Шум разбудил и уснувшую было Лару. Она проснулась и, будучи не в силах понять причины слышанных звуков, спросила о них горничную. Та проговорилась ей о происшедшем. Лариса схватила свою голову и, вся трепеща, уверяла, что ее покидает рассудок и что она хочет приготовить себя к смерти: она требовала к себе священника, но желала, чтоб о призыве его не знали ни Бодростины, ни брат ее, ни Горданов. Форов взялся это устроить: он ушел очень рано и в десятом часу утра уже вернулся с Евангелом.

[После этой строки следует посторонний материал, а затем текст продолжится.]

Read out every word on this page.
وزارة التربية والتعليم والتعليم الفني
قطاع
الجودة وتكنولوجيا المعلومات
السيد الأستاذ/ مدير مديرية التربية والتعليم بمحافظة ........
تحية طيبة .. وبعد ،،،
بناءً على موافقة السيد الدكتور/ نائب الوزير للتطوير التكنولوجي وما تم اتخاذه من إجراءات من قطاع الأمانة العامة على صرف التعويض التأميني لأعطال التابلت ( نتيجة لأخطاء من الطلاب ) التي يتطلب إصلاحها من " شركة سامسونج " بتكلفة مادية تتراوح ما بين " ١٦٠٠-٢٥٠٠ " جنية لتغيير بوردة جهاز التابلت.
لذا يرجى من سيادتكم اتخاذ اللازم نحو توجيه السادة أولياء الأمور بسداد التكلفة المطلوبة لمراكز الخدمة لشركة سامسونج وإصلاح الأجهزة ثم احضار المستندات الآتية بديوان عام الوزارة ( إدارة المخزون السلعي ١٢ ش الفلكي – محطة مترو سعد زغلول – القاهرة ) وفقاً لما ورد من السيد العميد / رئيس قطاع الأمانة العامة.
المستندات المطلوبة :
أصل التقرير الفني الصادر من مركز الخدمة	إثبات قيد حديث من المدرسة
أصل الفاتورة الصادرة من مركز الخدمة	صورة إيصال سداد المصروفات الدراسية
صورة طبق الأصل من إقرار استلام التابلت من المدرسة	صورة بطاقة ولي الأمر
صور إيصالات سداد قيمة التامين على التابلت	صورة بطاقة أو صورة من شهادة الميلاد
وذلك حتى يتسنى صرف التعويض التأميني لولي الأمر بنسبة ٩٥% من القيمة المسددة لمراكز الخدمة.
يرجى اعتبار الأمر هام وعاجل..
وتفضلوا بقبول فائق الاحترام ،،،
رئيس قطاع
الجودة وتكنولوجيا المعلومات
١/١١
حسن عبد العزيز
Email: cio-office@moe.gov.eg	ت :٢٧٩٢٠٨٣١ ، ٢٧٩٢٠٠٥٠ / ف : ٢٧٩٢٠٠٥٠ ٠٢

«Поэтический поп», не подавая виду, что он пришел по вызову, пронес дароносицу под рясой, но как он ни был осторожен, Горданов почуял своим тонким чувством, что от него что-то скрывают, и не успела Синтянина оставить больную со священником в комнате, как Павел Николаевич вдруг вышел в перепуге из своей комнаты и торопливо направился прямо к Ларисиной двери. Это было очень неожиданно, странно и неловко. Синтянина, только что присевшая было около работавшей здесь горничной, тотчас же встала и сказала ему по-французски: «вам туда нельзя взойти».
– Отчего это? – отозвался Горданов на том же языке.
– Оттого, что вы там теперь лишний, – и с этим генеральша заперла дверь на замок и, опустив ключ в карман своего платья, села на прежнее место и стала говорить с девушкой о ее шитье.
Горданов тихо отошел, но через минуту снова появился из своей комнаты и сказал:
– Строго говоря, милостивая государыня, вы едва ли имеете право делать то, что вы делаете.
Синтянина не ответила.
Он прошелся по комнате и снова повторил то же самое, но гораздо более резким тоном, и добавил:
– Вы верно позабыли, что ваш муж теперь уже не имеет более средств ни ссылать, ни высылать.